There is no correlation between creativity and equipment ownership. None.
Zilch. Nada.Actually, as the artist gets more into her thing, and as she gets more
successful, the number of tools tends to go down. She knows what works for her.
Expending mental energy on stuff wastes time. She's a woman on a mission.
{...} The last thing she wants is to spend three weeks learning how to use a
router drill if she doesn't need to. ~Hugh MacLeod
But....But....how did he know I just bought a new accessory pack for my Dremel? Huh? HOW?!
So yesterday I found out I was accepted to Indie Craft Parade. This will be my first craft show...and it's a juried show. Which is awesome. A tremendous boost. A glorious injection of artistic affirmation [insert obligatory Sally Fieldesque 'they like me!' speech here]... and absolutely terrifying. Yup. I'm scared. I'll admit it. Scared of everything I need to do to get ready. Worried about arranging my table properly and do I need to take credit cards? And quietly wide-eyed and lip-quiveringly floored by the thought of "putting myself out there" and having people find out I'm really no artist after all. Just a poser with some leather scraps and a penchant for whacking things with a hammer.
So I did what any non-self-respecting nutty capitalist would do in this moment of drivelling angst. I got out my catalogs and started a shopping list! Because I should do MORE! I should add more skills. Design new styles of cuffs! Quick. Quick. Quick! I have to make things I've never even thought of in order to be worthy of public appraisal...

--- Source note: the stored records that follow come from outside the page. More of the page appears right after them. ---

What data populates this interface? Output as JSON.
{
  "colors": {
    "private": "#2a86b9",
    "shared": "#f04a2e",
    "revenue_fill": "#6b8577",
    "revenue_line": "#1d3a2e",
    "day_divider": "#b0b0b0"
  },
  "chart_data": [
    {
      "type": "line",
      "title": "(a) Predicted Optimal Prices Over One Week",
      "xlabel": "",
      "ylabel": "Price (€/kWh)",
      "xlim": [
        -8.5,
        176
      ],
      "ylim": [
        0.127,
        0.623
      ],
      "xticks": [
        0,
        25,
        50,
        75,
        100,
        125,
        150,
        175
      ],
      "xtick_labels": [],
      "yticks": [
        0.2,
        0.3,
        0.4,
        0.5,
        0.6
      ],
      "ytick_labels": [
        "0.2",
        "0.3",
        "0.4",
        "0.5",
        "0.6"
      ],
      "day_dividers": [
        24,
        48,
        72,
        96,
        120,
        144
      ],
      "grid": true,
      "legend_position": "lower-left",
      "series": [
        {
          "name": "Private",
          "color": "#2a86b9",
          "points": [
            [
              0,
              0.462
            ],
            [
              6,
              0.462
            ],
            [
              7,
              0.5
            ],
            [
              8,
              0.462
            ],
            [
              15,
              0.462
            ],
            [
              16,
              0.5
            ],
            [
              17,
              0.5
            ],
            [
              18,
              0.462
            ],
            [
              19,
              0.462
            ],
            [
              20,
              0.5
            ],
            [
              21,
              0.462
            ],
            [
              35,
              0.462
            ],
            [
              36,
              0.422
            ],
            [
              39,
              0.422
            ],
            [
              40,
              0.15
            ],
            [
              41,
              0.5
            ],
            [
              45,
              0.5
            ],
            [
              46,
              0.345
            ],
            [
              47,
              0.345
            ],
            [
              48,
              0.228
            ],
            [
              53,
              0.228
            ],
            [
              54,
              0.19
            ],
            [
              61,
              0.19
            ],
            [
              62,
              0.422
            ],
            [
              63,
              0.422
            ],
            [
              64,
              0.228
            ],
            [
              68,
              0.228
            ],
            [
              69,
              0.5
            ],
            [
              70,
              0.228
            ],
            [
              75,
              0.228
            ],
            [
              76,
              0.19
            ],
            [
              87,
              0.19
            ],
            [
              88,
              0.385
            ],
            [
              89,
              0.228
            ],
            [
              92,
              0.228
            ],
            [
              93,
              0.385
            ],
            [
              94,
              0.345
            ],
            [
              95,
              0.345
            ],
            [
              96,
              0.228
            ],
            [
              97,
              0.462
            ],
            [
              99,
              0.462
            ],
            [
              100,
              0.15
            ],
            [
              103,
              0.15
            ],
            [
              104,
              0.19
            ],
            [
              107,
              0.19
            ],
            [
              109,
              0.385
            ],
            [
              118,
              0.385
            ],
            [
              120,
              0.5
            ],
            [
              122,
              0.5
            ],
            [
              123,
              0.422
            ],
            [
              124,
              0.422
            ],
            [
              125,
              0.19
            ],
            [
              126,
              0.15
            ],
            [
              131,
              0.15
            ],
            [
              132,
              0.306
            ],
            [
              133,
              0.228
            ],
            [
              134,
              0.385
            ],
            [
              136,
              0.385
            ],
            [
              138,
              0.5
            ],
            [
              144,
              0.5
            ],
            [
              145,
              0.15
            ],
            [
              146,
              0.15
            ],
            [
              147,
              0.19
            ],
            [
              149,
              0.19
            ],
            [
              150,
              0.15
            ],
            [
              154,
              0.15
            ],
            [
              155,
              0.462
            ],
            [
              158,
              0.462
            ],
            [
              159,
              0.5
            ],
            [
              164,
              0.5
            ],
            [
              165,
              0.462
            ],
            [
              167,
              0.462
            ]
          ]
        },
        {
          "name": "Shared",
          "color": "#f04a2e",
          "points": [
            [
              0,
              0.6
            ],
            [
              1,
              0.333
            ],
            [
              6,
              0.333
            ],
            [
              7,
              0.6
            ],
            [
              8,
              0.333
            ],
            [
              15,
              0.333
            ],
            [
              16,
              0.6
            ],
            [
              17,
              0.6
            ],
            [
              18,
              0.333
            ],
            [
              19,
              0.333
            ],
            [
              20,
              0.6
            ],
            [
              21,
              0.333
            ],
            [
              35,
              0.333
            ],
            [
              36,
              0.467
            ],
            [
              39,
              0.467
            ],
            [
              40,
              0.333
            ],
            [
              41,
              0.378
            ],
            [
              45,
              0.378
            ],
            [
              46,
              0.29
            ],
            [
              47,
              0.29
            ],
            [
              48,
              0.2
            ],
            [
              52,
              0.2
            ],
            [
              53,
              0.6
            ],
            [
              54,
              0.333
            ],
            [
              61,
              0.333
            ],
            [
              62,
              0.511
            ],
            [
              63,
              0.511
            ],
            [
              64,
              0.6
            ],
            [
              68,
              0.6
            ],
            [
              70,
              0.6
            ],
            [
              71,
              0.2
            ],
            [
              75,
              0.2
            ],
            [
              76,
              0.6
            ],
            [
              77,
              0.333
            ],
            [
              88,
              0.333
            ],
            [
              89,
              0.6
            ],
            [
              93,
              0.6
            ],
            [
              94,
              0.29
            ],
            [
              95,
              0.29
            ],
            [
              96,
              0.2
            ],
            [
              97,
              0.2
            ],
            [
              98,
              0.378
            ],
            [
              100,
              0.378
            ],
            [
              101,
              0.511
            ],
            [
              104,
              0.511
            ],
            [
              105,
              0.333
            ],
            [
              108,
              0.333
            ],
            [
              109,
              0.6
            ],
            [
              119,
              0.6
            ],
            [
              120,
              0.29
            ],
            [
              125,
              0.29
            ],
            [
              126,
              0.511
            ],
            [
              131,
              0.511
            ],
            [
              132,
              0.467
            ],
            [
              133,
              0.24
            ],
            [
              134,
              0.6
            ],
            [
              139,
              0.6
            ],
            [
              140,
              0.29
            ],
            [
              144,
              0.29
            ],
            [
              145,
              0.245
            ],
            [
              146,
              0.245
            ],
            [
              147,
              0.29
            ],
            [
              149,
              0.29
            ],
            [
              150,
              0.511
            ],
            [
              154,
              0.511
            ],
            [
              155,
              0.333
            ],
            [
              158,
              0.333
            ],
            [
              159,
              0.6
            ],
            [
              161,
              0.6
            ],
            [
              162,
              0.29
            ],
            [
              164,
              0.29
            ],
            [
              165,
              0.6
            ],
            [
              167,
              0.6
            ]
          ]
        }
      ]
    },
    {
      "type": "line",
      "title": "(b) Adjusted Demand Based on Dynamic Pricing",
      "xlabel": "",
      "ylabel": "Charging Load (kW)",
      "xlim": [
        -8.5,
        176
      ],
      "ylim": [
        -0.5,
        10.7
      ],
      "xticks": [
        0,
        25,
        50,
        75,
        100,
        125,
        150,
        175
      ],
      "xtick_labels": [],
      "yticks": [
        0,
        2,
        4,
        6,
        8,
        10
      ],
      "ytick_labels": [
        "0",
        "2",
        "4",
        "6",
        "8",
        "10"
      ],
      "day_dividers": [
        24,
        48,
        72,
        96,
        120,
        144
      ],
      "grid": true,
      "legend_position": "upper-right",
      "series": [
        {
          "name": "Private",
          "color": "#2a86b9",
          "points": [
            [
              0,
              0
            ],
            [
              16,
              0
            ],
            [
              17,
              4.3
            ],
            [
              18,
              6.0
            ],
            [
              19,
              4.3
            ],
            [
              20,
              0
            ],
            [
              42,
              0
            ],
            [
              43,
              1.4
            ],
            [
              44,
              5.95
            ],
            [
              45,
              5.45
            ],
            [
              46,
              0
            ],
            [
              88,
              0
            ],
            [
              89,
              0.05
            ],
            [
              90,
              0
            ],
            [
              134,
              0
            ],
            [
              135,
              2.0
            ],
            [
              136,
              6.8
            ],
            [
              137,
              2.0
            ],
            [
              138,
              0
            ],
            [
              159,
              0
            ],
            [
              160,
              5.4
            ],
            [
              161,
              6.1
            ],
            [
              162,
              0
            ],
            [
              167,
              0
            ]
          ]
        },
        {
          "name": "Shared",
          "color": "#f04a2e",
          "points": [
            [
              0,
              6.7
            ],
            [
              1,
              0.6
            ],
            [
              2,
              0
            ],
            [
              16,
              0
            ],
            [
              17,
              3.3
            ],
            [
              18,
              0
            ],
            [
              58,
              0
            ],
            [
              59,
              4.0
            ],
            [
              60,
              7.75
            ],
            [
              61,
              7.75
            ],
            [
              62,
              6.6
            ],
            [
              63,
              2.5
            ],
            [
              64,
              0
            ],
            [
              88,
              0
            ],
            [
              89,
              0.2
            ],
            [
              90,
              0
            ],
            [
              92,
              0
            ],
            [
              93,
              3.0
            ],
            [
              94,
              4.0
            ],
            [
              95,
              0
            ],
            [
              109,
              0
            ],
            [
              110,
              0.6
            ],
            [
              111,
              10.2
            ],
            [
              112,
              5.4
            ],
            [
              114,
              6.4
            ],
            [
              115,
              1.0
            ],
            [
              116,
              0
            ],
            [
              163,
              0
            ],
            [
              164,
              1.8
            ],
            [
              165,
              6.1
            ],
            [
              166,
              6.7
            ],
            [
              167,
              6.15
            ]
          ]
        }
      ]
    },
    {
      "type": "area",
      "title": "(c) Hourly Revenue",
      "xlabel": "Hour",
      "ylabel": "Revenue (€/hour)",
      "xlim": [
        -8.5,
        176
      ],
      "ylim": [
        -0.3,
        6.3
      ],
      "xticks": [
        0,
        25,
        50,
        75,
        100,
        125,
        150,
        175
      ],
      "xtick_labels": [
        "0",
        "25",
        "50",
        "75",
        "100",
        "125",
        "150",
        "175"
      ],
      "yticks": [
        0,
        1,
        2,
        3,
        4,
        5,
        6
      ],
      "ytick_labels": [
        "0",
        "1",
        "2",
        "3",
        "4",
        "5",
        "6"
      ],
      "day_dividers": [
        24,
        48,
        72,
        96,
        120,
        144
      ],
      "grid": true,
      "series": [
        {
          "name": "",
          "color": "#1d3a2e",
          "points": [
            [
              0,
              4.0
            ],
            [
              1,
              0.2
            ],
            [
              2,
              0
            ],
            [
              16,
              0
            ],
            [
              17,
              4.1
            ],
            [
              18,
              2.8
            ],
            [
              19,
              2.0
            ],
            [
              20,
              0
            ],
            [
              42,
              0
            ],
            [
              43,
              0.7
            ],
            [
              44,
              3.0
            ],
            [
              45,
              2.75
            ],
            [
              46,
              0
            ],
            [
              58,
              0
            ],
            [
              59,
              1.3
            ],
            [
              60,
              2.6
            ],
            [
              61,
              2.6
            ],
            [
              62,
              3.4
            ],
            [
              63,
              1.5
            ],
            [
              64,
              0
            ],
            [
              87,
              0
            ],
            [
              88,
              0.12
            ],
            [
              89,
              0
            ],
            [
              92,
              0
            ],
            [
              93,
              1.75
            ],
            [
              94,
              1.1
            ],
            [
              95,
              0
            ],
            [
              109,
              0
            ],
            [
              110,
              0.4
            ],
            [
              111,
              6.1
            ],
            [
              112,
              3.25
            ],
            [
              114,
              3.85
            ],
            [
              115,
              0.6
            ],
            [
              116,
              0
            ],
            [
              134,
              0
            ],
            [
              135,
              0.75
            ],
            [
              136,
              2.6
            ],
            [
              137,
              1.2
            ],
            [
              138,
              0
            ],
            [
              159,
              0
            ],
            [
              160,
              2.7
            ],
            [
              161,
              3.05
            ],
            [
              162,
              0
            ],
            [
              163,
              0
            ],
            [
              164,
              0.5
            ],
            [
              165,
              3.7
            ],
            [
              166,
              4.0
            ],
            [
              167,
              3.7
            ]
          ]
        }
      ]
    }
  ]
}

Luckily I'm reading Hugh MacLeod's little book Ignore Everybody - And 39 Other Keys To Creativity in my spare moments and he felt the need to pimp-slap me over oatmeal this morning. Is it bad that I want to learn new things? I was already planning on taking up metalsmithing...and I already had my Dremel....and I do want to come up with new designs and skills just to save myself and the world from the devastation that occurs when an ADHD person gets bored... Nah. It's not bad. Learning new skills is freakin' awesome.
BUT panicky shopping for new tools to make me feel "like an artist" is bad. Emphatically bad. A waste of time. A waste of money. And it's a pitiful way of constructing a shield for my neuroses to hide behind. (Don't look at the little wanna-be artist behind the curtain! LOOK at the TOOLS!)
My work - my current work - is what got me into the show in the first place. I don't have to re-invent myself between now and September. (though if you know me, you know I might do it anyway just for the halibut) What I need to do is slap myself back into semi-sanity, save my money, and get back to work doing what I do. I like...no.. I LOVE what I do. It's enough. There's time enough to learn the new skills - and get the tools if I need them. But I will get them out of my real desire for growth, not out of fear. I will not hide behind stuff. I will not avoid and distract with shopping.
My mojo didn't come via UPS before, and it's not gonna come that way now.